The other night I was watching him trying a similar mounting of a dining room chair. The left foot came up and hung there, so I helped it the other inch or so and held it to the seat of the chair while he rose. Alex trilled in concentration as he stood in the seat and grasped the chair back. Then he reached up, up, and hit the light switch. Then he got down, sliding off on his stomach, the way his physical therapist taught him. I turned off the light. Then he turned around and wanted to get back up. I again held his foot. Again he stood and turned on the light. Again he slid down. I went into the kitchen, and when I returned Alex was standing in the chair and again reaching for the light switch. Click.

He learned this light switch thing last week, when I was gone on a business trip.

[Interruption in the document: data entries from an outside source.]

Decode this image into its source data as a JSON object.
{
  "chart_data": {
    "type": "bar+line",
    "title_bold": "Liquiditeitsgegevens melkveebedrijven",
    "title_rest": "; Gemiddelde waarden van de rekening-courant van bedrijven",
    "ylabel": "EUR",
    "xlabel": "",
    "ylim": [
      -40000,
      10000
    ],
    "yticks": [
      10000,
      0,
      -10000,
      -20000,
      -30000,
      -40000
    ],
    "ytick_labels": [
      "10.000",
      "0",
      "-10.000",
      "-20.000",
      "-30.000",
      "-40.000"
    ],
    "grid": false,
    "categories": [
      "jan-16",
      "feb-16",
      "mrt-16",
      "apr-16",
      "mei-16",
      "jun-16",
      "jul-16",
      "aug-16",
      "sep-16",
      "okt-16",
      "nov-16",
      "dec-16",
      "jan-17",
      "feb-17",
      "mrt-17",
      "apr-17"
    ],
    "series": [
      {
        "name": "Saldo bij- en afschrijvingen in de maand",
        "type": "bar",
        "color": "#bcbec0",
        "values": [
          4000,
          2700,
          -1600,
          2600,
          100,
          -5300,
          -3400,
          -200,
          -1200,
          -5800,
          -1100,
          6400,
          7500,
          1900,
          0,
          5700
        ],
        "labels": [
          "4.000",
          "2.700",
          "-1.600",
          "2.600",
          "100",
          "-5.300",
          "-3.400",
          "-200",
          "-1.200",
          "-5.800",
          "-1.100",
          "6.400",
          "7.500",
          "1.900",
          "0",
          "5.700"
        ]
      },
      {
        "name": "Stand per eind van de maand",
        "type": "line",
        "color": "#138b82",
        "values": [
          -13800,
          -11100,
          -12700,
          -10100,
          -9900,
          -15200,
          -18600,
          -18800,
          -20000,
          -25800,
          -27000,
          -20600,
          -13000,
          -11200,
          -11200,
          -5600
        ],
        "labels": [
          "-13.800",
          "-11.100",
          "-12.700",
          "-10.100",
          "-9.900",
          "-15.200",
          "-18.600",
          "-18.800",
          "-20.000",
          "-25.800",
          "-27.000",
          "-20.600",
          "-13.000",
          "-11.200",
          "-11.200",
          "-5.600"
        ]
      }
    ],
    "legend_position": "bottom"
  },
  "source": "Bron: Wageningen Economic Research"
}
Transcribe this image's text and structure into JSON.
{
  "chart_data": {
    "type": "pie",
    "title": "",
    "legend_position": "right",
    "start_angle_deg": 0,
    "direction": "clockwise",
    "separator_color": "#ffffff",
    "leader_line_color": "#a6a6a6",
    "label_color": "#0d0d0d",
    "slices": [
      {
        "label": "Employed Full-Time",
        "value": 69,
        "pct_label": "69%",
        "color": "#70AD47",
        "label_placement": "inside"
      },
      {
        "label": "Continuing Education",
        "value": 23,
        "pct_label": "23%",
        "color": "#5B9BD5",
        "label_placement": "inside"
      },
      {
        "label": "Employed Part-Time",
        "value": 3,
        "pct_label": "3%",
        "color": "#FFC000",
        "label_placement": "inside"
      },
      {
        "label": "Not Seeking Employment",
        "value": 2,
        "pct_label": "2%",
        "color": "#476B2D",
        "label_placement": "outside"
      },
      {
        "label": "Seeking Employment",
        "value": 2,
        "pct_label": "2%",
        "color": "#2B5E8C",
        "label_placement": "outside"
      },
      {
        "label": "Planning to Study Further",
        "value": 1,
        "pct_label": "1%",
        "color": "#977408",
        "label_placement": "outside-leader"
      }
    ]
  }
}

When I left, I'd never seen him handle a light switch. "Oh yeah," said Jill, "he does that now." She says that a lot lately about Alex.

Chair, trill, stand, click, trill, click. Click, down. Away. The light is still on. Who does he think pays the light bills around here?

"I want to get him on stairs," his physical therapist said a while back, so now no stroll to the playground is complete without an ascent on the stair/slide complex. Sometimes Alex goes up the stairs sideways, left foot always up first, as if he were climbing some old table, and sometimes he crawls frontways while I hover behind and strain to not touch him. He grabs his way along the railing at the top - it seems to me Alex could shoot through the gaps in the bars of the railing (he's fast) but he just works his way hand over hand to the top of the slide.

Here I scoop him up. "Let's go down, Alex!" I say, and I put him on my lap and wiggle onto the shiny metal. I forget to lift my sneakers, though, and we go down herky-jerky. Daddy's slide over, Alex then usually shoots back to the stairs. Lately, however, he's darted for the concrete steps leading to the playground gate and the busy intersection. "You're taking my hand if you're going near the street, pal," I say, grasping his fingers. Alex almost always yanks his hand away, but I take it again and eventually he lets me. Yet as we walk away I can feel his glance return to the gate, and I can feel the little pull down there as he wants, wants, wants to get back close to the big fast cars.

"Once more on the slide, Alex?"

Today Jill calls to say he's climbing the outside of the shower door. "He's Spiderbaby!" she says. At home tonight I will look one minute and he'll be on grinning on the coffee table. Then I'll look again and he'll be on the floor and headed my way. When did he get down? Who helped him? Who does he think pays the bills around here?